- O gasto militar global atingiu quase US$ 2,9 trilhões em 2025, sinalizando uma tendência de crescimento sustentado há mais de uma década.
- A defesa volta a ocupar posição central nas agendas públicas, com a Europa acelerando orçamentos e a Espanha ampliando significativamente o peso da defesa no PIB.
- A Rheinmetall fechou 2025 com vendas quase 30% menores? Wait: actually “crescimento perto do 30%” (positive). Correct: quase 30% de crescimento nas vendas e carteira de pedidos superior a 60 bilhões de euros.
- A Lockheed Martin mantém uma carteira de pedidos próxima a US$ 200 bilhões, com demanda elevada por defesa aérea, mísseis, satélites e tecnologia militar.
- A Indra, na Espanha, aumenta a divisão de defesa, participa de programas europeus e espera crescimento da integração de investimentos militares nacionais.
A despesa em defesa volta a ocupar posição central na economia global, impulsionada por mudanças geopolíticas profundas. Em 2025, o gasto militar atinge perto de 2,9 trilhões de dólares, estabelecendo uma tendência de longo prazo.
A Europa acelera seus orçamentos de defesa. Espanha, por exemplo, dobrou o peso da defesa no PIB em quatro anos. Nos EUA, o esforço é sem precedentes, enquanto a Ásia fortalece capacidades estratégicas.
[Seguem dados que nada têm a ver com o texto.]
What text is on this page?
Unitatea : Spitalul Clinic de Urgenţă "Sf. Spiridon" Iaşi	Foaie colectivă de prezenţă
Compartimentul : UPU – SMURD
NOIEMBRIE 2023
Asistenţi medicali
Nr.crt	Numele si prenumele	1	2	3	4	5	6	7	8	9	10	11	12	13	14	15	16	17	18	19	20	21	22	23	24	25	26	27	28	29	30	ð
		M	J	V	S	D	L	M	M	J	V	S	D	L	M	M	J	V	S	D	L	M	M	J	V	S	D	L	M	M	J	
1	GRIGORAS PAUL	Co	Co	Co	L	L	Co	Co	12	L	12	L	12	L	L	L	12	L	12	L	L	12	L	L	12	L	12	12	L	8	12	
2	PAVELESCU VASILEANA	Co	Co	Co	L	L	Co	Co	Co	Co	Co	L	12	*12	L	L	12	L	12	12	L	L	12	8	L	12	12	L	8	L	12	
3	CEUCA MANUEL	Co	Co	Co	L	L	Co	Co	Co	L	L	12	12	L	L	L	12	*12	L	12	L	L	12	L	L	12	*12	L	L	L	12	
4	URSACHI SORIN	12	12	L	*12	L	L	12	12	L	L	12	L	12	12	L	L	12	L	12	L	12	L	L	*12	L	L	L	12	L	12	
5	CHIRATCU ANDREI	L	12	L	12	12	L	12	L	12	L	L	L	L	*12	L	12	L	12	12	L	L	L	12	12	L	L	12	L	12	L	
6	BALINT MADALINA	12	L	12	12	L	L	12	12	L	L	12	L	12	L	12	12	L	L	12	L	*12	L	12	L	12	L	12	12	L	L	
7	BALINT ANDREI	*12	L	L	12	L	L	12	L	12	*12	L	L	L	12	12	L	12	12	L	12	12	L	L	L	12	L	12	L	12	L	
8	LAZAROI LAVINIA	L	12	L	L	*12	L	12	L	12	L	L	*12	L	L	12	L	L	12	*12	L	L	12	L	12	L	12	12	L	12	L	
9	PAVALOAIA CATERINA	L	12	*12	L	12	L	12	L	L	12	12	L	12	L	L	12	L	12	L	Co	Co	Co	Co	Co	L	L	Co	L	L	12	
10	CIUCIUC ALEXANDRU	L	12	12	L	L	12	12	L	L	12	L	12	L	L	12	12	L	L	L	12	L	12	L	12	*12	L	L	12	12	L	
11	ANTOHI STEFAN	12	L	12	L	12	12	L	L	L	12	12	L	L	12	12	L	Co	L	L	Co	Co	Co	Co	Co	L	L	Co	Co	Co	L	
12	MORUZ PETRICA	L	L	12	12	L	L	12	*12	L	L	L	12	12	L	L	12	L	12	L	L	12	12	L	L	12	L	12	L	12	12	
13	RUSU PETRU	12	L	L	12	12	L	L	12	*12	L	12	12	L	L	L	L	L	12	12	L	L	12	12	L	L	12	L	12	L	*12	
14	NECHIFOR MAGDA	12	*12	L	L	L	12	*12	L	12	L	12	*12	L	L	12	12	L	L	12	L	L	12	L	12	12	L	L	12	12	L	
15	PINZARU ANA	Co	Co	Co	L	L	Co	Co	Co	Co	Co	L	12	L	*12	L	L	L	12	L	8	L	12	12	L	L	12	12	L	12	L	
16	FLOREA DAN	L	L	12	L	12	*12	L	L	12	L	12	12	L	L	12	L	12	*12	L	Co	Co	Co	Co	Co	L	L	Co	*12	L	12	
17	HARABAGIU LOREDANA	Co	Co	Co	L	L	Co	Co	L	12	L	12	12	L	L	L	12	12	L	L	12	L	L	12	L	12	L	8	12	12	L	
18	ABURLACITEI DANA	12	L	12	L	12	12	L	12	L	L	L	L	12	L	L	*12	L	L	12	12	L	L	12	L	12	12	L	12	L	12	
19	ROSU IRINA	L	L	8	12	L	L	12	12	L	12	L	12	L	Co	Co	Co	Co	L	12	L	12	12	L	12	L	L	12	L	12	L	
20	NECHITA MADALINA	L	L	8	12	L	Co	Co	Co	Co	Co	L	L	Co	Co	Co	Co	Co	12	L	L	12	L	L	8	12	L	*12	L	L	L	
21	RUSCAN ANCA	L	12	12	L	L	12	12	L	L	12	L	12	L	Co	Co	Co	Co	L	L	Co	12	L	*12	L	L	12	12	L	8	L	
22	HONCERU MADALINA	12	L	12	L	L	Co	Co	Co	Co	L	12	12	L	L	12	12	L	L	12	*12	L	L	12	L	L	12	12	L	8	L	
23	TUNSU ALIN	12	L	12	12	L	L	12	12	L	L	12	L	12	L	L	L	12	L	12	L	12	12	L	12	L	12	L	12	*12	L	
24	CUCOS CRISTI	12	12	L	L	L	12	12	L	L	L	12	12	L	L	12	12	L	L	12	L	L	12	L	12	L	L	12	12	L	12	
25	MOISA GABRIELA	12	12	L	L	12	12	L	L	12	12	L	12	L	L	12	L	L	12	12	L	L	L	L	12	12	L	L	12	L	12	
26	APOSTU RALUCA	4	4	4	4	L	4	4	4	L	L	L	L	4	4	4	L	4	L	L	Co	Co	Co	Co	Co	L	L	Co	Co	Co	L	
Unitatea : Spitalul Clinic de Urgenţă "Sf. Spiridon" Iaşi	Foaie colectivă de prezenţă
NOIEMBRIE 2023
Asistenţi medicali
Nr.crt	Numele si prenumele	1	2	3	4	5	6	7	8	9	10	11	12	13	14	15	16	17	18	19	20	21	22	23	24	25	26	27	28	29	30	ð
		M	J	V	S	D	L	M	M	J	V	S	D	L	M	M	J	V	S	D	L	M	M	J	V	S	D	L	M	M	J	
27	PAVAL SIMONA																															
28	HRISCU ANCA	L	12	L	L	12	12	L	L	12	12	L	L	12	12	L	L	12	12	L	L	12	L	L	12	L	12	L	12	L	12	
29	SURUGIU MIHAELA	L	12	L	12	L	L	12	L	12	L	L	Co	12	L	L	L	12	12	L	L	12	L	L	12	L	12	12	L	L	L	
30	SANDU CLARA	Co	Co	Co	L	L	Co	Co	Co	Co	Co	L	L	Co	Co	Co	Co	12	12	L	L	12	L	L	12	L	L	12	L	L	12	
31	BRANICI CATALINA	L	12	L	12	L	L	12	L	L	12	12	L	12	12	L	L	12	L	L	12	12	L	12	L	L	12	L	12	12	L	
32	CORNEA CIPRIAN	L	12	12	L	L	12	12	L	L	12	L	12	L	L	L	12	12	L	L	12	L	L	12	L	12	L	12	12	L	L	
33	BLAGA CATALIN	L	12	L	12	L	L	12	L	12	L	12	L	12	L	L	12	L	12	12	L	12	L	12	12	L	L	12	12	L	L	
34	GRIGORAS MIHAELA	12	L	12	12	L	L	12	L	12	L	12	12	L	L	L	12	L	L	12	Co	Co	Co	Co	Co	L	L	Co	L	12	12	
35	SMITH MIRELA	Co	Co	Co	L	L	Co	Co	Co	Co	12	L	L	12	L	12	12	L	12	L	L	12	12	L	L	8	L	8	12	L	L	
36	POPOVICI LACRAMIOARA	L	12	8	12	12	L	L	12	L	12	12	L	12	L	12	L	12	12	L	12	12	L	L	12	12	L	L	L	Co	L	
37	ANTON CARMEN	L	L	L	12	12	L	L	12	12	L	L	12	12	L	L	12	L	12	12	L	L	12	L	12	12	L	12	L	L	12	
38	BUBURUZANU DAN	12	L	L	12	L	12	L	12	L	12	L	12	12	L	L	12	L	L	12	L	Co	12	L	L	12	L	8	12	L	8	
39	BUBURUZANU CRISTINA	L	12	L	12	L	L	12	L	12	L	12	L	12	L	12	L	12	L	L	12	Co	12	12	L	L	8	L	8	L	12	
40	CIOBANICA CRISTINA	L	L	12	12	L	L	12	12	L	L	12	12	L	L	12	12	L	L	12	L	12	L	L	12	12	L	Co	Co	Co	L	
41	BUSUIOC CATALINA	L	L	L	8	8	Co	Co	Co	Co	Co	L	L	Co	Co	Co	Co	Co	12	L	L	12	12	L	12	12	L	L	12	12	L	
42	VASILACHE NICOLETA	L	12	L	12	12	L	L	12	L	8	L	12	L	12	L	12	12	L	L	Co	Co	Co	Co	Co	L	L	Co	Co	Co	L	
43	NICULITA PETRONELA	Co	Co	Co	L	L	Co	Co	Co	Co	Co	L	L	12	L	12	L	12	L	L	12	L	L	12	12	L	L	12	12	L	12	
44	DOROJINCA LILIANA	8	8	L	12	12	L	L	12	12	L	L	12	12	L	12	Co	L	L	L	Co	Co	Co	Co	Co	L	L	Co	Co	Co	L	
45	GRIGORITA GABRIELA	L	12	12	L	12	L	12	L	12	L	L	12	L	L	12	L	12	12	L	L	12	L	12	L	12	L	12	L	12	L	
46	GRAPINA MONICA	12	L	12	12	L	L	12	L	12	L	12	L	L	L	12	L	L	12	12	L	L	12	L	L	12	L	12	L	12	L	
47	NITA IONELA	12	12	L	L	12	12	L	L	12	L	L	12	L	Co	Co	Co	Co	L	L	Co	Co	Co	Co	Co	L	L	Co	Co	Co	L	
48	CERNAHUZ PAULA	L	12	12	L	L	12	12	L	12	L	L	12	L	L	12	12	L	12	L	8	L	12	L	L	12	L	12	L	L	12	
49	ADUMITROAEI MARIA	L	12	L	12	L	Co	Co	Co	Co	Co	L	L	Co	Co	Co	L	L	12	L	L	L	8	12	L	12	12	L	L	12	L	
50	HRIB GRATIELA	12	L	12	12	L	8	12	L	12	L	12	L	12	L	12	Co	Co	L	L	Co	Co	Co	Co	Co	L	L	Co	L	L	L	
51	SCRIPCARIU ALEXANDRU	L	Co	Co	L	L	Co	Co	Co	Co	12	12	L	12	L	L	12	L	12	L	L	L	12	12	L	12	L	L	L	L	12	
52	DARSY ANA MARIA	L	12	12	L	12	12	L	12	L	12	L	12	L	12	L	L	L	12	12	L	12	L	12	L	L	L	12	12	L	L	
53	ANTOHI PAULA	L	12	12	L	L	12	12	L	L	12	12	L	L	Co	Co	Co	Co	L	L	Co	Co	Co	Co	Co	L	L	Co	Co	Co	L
Empresas do setor refletem esse ciclo. Rheinmetall fechou 2025 com crescimento próximo de 30% nas vendas e carteira de pedidos acima de 60 bilhões de euros. Investidores já antecipam que o rearme será de anos, e não meses.
Lockheed Martin mantém carteira de pedidos próxima a 200 bilhões de dólares, com demanda elevada por sistemas de proteção aérea, mísseis, satélites e tecnologia militar.
No mercado espanhol, Indra figura entre os players beneficiados. A divisão de defesa cresce, há participação maior em programas europeus e o impulso de investimentos nacionais reforça o negócio e a atratividade para investidores.
O que orienta esse movimento não é apenas a inflação ou o crescimento, mas a geopolítica. Ameaças como a guerra na Ucrânia, tensões entre EUA e China e desdobramentos no Oriente Médio redirecionam prioridades públicas e privadas.
Conforme governos apresentam déficits de financiamento, cresce a necessidade de capital para defender capacidades estratégicas. Em um cenário de juros mais altos, surge a pergunta sobre quem assume o peso da dívida adicional.
Um paradoxo marca a década: maior gasto em defesa em um mundo com endividamento elevado. Governos enfrentam envelhecimento populacional, transição energética, infraestrutura e agora defesa, tudo com custos mais altos.
Os bancos centrais podem manter política mais restritiva por mais tempo, diante do choque inflacionário gerado por conflitos regionais. Isso já se observa em decisões recentes do BCE e da Reserva Federal.
Para investidores, o cenário implica oportunidades, mas exige cautela. Contratos de defesa costumam ser longos e respaldados por orçamentos públicos estáveis, o que oferece visibilidade de receita.
A análise requer foco na avaliação de valor, balanços e capacidade de execução das empresas. Mesmo com horizontes positivos, nem toda tendência vale o preço atual.
Em resumo, a defesa emerge como tema estrutural da economia contemporânea. O desafio é equilibrar o aumento do gasto com uma economia global mais endividada e juros menos favoráveis.
O panorama aponta para continuidade do aumento do investimento em defesa, com efeitos amplos na indústria, tecnologia e política industrial, além de implicações para finanças públicas e mercados.
Autor: Pedro del Pozo, diretor de investimentos financeiros na Mutualidad de la Abogacía.